When you arrive and line up, screeners will make sure you have an appointment and double check the time. Then you’ll be directed to a check-in area. You must show identification to confirm your age and residency and answer a few questions. (If you work in the county or in an industry that is currently eligible, you’ll need to provide proof of that as well.)

Once you are checked in, you’ll wait for a technician to be available to give you your shot. Research has shown that smiling when you receive the shot can reduce pain and stress. Try it.

After your shot, you’ll get a vaccination card indicating you got your first dose. It will also note the type of vaccine you received and the date when you should receive your second dose (21 days after the first for the Pfizer vaccine; 28 days after for Moderna).

You’ll also be directed to a waiting area for a 15-minute observation period. That’s just in case of very rare allergic reactions. Once your 15 minutes has ended, you’ll confirm to an observer that you’re OK and be on your way.

The whole process can take from 30 minutes to two hours, Arballo said, depending on how many people are in line.

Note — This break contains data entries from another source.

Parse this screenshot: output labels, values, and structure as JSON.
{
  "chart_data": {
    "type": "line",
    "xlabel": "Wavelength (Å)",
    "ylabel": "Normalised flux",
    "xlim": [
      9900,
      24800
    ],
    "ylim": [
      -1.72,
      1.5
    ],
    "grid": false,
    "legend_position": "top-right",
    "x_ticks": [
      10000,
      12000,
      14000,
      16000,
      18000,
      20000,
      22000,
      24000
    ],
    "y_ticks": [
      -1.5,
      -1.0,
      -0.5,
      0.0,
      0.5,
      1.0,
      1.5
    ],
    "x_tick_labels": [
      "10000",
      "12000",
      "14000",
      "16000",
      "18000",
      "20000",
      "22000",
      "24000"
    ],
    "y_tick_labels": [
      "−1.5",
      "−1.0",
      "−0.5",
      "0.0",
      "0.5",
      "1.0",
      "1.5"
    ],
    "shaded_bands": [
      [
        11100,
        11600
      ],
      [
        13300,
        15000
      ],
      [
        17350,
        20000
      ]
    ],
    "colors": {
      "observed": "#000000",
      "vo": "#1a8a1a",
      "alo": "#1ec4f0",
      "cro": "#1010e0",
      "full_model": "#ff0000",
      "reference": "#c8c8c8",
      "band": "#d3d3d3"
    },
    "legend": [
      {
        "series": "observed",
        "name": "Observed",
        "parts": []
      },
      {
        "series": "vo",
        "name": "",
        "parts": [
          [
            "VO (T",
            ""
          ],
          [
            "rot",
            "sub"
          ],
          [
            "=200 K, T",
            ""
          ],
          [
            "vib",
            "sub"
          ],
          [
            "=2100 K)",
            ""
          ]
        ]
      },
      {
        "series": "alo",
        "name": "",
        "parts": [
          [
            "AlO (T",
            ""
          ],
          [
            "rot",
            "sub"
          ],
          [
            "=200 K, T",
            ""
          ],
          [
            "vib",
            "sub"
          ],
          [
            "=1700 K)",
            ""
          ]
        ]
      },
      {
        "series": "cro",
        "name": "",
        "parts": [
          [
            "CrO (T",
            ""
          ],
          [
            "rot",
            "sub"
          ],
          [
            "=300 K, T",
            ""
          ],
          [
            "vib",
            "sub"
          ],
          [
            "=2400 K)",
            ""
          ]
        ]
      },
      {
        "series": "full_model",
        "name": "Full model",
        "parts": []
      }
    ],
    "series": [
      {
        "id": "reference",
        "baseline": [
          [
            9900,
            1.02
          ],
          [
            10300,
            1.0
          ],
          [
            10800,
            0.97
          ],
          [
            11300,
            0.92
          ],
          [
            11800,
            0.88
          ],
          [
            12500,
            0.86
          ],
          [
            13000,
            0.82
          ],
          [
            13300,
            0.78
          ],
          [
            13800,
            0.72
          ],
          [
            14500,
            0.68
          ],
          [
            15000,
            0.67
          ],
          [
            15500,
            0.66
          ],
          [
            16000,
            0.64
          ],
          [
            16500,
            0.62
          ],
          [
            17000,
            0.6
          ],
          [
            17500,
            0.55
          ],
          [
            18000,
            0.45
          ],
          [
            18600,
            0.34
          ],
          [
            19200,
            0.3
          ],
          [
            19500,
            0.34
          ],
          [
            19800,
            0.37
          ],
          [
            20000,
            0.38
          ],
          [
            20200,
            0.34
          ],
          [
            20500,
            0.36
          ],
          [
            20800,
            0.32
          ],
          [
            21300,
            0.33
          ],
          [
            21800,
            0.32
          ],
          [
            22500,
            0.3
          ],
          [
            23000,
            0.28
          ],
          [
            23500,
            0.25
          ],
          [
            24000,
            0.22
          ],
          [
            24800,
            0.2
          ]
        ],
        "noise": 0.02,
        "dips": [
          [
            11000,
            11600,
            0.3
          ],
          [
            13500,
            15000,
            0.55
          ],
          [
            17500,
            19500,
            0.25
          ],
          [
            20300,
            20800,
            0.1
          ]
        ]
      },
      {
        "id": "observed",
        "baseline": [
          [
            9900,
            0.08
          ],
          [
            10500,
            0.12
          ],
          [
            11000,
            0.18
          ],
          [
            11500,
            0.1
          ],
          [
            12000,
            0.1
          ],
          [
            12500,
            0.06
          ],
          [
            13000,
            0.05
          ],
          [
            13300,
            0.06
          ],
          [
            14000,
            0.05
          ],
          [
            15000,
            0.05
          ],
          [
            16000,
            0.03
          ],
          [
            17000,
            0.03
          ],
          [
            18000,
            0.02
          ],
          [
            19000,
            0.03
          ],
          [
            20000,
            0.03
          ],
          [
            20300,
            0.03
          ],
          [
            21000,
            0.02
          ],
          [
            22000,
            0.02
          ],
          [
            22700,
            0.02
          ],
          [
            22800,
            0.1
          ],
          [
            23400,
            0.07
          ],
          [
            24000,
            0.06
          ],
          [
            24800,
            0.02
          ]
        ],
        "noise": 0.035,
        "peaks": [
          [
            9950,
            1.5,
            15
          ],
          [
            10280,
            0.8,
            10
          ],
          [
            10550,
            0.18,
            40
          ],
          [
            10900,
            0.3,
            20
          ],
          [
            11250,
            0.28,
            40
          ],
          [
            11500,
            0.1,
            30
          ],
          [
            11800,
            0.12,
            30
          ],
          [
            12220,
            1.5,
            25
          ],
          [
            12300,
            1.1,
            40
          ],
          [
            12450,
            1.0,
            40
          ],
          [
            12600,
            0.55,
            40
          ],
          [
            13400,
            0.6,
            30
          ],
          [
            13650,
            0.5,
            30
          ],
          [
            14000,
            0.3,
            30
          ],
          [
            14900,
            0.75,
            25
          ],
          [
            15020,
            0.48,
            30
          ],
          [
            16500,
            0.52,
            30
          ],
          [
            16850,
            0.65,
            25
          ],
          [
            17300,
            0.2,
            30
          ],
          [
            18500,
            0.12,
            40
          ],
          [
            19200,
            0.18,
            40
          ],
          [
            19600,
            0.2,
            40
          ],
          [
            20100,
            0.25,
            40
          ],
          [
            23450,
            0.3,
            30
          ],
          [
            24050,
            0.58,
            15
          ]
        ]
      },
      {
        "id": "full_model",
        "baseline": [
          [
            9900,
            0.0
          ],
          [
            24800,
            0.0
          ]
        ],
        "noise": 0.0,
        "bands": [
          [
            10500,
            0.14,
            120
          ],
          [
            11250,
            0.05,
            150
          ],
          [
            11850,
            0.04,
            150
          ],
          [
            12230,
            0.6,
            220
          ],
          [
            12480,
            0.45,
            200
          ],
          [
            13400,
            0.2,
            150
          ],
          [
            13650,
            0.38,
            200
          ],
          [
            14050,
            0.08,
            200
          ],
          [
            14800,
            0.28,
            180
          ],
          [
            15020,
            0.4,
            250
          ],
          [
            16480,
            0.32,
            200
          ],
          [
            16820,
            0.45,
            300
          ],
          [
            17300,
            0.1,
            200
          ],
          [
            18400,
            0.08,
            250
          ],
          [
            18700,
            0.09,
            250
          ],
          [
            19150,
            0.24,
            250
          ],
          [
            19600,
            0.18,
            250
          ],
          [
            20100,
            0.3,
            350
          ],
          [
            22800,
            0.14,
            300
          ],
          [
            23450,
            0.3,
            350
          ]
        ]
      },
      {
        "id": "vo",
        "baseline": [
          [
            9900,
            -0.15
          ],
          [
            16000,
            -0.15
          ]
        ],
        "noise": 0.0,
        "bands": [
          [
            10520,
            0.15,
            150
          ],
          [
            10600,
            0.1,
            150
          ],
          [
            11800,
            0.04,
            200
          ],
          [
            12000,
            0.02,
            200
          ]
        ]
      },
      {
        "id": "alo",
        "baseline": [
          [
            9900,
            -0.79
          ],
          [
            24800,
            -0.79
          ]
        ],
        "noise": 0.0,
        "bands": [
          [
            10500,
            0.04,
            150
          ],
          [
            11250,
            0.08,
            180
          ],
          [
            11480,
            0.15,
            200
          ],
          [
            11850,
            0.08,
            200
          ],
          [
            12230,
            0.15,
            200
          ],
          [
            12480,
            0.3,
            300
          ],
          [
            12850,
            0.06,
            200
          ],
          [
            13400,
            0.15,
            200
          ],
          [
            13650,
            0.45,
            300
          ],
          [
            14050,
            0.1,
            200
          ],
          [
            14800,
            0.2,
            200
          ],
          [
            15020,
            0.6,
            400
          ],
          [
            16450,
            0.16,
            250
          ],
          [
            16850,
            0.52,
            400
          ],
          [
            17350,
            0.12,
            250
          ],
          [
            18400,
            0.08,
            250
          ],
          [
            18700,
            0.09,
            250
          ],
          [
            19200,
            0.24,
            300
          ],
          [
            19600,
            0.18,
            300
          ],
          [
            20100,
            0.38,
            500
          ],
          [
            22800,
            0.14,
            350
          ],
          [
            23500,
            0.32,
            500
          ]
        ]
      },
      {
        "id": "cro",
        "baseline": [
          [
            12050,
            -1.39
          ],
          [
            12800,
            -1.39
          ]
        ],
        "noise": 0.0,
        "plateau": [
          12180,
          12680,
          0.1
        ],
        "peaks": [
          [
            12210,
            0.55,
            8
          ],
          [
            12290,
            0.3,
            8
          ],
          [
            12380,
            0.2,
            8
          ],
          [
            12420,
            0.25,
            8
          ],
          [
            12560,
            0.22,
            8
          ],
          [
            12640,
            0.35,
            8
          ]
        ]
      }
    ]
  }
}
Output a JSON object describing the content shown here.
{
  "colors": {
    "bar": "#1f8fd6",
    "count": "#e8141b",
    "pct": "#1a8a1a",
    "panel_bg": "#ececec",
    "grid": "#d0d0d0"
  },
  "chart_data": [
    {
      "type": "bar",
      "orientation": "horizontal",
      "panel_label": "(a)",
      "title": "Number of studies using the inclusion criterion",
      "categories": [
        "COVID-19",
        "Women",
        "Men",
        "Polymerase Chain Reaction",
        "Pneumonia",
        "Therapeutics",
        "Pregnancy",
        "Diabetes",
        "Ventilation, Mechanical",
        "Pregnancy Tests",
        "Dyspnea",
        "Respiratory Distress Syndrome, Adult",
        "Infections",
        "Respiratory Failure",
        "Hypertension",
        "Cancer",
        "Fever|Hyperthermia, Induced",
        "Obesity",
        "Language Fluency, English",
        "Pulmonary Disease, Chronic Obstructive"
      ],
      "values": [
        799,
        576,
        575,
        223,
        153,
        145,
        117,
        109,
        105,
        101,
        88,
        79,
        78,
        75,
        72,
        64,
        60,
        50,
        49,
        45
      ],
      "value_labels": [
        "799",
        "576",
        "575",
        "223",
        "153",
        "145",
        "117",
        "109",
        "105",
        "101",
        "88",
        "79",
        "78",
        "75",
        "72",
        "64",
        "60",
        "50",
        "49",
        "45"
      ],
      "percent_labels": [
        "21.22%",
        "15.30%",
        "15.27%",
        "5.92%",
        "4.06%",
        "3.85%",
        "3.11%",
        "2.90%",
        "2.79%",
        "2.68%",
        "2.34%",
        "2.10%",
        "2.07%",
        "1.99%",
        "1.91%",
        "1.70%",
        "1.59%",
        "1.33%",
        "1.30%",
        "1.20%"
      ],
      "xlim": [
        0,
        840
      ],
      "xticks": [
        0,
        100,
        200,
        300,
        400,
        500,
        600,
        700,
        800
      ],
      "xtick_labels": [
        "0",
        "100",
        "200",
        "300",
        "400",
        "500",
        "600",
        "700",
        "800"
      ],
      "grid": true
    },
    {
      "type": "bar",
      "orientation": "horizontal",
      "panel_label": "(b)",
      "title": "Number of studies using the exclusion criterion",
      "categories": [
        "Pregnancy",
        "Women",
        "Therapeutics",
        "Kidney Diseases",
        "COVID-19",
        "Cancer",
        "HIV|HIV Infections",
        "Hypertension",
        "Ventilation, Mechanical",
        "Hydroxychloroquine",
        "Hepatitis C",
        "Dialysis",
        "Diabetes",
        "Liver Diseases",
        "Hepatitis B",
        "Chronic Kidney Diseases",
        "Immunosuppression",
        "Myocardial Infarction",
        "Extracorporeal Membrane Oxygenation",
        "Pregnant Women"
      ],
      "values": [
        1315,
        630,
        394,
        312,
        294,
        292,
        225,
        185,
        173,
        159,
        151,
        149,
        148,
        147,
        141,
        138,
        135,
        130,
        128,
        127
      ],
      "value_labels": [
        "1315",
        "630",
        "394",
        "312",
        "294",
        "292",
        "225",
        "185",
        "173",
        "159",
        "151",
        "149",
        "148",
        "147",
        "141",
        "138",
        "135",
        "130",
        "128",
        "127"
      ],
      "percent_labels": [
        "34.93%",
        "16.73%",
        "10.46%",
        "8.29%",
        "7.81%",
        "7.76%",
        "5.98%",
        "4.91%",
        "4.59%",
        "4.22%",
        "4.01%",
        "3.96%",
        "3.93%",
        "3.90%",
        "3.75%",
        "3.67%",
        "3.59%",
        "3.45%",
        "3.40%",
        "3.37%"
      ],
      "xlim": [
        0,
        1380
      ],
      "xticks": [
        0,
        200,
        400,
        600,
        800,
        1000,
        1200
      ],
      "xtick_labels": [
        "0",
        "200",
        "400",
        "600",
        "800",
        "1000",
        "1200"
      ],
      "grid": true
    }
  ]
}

Get an appointment for your second dose

Arballo said that you will be notified when it’s time for your second appointment. Instructions will be provided for making the appointment.

You need to receive the same vaccine — Pfizer for Pfizer, Moderna for Moderna — but you don’t have to receive it at the same distribution location, Arballo said.

Other situations

If you make your first appointment through an organization other than the county public health agency, you should confirm information about second doses with them.

Arballo emphasized that the supply of vaccine that the county receives can vary — sometimes it gets more or less than it expects — and that dictates how many appointments can be opened. “It’s a process,” he said.